At their core, class actions are a way to share litigation costs among plaintiffs whose individual losses are not major, and for whom an individual lawsuit therefore wouldn’t make much sense.
For example, imagine that a bank is charging its customers illegal $100 fees. You could file a lawsuit seeking to recover $100—but this small amount wouldn’t justify the legal costs you’d incur. But if a million customers of the same bank banded together to form a class action, with each member seeking $100, that is a potential $100 million case, and attorney fees can be shared by all plaintiffs.
The example above illustrates why class actions make sense when your losses aren’t extensive. But if your losses are significant, a private lawsuit might be preferable. For instance, a car might have a defect that for most owners simply caused lost value, but for a few unlucky owners resulted in crashes and serious injuries.
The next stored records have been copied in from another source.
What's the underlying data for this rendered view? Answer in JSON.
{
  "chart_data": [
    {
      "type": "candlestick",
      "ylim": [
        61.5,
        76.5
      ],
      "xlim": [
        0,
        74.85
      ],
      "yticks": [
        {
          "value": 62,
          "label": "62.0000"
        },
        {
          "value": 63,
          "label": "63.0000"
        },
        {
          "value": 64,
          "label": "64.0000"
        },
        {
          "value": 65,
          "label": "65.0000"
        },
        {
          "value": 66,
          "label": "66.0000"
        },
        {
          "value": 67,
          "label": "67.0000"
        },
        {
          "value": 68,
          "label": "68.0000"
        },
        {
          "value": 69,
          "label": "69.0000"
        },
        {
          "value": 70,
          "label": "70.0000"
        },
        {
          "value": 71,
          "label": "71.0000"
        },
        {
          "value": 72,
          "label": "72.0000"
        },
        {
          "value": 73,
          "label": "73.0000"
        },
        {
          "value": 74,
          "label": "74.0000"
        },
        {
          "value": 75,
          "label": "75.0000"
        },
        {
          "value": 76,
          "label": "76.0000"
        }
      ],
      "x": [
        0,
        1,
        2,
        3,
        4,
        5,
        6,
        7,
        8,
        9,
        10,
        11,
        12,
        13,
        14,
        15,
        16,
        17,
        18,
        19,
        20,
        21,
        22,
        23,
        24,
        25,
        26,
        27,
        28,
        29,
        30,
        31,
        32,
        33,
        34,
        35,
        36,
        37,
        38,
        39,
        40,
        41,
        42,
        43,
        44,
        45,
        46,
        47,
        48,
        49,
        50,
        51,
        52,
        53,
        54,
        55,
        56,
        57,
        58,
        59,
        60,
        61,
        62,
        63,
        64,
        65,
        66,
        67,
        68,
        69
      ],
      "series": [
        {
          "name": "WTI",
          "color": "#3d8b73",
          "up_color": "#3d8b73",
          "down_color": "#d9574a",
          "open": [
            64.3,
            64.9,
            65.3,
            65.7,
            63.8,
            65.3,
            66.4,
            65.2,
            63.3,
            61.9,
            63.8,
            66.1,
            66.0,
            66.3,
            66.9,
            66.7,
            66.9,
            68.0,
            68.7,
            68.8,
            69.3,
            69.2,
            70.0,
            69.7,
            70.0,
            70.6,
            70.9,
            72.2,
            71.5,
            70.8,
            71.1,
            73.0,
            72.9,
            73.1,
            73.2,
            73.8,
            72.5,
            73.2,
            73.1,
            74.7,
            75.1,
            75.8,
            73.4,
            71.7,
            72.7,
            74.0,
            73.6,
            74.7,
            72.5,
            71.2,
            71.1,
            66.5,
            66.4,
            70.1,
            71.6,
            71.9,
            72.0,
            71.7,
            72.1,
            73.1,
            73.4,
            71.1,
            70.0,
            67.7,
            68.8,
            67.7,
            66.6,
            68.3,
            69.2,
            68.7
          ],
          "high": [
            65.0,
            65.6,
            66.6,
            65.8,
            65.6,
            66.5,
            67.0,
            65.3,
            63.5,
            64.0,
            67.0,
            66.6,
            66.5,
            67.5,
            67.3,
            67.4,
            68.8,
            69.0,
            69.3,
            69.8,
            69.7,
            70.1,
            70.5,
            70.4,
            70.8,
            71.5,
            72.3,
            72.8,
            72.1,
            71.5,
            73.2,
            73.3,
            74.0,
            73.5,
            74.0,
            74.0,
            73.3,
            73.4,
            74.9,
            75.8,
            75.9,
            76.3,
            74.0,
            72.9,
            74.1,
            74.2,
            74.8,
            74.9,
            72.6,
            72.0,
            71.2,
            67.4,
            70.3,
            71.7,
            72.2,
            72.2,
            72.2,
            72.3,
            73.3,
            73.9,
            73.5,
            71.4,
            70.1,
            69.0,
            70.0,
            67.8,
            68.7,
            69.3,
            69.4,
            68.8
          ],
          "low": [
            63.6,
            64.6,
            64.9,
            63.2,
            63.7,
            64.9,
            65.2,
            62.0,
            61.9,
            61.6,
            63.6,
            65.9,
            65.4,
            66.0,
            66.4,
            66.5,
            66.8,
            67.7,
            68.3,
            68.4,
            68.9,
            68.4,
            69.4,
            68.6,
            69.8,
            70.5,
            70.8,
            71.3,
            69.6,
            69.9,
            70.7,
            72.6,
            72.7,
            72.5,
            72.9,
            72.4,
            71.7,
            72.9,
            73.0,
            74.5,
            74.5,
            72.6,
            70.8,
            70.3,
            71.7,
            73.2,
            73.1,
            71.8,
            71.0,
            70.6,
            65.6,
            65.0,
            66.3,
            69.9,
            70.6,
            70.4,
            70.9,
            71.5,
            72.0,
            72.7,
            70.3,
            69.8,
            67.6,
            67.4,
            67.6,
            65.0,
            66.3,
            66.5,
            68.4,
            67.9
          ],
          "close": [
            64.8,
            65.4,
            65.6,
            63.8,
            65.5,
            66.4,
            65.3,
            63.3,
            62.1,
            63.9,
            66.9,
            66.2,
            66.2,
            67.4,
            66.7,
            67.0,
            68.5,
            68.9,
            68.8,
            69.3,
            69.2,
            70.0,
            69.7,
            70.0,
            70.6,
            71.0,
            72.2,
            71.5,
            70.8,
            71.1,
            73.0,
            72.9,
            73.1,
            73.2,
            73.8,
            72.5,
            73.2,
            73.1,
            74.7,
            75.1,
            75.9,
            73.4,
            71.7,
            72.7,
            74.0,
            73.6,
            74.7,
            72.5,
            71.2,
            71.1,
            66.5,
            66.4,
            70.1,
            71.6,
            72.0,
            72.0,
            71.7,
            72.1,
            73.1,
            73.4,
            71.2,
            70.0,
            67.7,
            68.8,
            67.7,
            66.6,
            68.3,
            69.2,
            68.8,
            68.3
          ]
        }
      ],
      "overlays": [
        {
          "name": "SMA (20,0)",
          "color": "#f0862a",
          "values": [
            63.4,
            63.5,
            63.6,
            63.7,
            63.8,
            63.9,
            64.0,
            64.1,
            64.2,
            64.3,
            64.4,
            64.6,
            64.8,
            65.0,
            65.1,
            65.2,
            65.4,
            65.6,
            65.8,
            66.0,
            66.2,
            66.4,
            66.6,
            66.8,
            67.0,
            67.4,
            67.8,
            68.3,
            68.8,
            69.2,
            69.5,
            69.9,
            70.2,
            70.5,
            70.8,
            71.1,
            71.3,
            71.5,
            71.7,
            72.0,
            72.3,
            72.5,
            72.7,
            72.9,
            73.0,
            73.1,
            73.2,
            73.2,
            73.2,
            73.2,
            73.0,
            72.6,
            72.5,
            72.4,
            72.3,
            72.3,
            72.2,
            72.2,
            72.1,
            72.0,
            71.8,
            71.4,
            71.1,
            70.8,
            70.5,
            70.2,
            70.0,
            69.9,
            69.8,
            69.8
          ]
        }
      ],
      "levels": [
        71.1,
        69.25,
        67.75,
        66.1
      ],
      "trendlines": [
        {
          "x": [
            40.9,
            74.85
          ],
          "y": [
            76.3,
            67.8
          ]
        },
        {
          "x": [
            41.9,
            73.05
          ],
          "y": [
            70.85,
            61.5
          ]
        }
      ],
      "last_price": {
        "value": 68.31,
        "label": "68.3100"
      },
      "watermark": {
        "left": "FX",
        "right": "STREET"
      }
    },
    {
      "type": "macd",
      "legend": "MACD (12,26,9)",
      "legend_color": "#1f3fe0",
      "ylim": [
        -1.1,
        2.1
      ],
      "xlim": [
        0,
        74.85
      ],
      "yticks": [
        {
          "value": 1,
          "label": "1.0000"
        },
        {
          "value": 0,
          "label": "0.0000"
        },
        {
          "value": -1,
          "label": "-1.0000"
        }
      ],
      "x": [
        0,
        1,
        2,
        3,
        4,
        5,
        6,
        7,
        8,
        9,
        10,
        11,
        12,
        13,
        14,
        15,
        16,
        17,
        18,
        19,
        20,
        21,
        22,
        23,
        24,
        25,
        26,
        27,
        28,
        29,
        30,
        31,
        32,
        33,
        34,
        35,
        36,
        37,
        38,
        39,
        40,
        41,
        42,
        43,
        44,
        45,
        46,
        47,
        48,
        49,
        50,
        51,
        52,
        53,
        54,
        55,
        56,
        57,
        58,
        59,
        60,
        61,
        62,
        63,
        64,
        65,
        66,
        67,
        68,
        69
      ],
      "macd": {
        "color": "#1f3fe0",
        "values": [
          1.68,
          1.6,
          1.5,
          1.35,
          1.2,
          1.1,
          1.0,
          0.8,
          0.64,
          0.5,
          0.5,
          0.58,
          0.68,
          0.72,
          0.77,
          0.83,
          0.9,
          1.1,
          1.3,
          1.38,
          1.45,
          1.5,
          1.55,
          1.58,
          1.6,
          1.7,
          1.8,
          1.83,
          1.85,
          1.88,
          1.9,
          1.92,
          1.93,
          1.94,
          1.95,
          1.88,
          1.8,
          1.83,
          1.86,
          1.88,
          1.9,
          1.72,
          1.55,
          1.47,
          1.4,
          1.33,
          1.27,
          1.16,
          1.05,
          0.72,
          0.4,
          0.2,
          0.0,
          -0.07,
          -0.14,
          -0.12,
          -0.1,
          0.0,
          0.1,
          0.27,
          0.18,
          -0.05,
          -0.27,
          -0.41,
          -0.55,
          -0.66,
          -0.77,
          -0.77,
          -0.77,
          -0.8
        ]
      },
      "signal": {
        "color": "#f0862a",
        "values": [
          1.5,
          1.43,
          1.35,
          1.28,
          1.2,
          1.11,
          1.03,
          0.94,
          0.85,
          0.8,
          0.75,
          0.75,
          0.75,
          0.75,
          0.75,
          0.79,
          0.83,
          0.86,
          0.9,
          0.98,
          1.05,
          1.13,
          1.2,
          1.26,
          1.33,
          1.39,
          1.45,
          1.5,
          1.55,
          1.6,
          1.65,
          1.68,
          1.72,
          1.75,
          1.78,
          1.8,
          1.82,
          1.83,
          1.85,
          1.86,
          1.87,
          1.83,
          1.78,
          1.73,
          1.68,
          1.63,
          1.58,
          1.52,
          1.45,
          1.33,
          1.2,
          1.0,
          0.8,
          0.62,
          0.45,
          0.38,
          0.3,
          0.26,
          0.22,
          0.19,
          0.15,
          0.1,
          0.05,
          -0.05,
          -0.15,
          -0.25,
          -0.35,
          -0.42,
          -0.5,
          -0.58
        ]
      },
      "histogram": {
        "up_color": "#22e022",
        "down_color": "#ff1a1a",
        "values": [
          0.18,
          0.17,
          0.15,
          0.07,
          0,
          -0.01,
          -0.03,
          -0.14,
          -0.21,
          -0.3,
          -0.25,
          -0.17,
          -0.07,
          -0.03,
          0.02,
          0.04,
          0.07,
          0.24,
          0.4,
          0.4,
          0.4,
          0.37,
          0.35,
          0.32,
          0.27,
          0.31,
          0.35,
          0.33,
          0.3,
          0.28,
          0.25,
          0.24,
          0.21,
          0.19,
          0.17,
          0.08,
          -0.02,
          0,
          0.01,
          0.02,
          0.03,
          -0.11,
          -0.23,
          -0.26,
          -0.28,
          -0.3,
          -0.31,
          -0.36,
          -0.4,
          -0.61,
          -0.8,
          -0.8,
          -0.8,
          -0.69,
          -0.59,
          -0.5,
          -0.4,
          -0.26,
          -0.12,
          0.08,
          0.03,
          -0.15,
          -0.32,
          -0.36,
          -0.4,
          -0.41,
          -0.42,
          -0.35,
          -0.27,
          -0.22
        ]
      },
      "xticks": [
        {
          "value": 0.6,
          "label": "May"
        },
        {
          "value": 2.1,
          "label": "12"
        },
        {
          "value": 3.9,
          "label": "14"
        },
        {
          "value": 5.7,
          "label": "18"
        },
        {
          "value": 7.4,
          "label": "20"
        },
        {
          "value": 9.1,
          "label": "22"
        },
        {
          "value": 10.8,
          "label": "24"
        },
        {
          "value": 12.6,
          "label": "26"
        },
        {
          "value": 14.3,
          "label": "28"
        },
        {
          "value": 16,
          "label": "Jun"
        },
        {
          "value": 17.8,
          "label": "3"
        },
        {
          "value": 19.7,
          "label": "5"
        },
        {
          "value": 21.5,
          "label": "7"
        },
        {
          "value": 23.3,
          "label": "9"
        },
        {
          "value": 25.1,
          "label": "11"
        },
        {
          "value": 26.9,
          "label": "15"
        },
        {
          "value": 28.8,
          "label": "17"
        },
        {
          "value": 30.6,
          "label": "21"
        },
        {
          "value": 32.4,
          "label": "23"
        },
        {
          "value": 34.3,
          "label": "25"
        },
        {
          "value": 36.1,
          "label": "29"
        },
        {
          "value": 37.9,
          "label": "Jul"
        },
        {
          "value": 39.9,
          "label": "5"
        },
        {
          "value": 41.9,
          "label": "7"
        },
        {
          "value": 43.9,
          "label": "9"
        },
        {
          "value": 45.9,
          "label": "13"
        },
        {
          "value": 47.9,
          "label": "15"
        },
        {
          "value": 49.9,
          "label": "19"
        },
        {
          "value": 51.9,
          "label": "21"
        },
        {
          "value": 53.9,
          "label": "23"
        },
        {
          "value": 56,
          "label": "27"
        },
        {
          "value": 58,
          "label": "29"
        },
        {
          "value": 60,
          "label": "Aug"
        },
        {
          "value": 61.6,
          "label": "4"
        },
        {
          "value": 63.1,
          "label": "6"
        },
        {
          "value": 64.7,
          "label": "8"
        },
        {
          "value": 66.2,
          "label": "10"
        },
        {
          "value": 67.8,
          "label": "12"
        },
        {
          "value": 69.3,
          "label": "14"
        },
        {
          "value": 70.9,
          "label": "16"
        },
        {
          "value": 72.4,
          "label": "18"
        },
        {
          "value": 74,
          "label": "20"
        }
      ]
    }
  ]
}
If a class action forms and you are one of the victims with serious injuries, it’s unlikely that any money you’d recover would be sufficient to pay for your medical bills and other losses, in which case a private lawsuit would be in your best interest.
Remember that you could automatically become part of a class action unless you decide to opt out. Opting out gives you the choice to then file your own lawsuit. But not opting out and sharing in a portion of the recovery might mean that you can’t file a private suit.
When determining your best course of legal action, it’s best to speak with an attorney.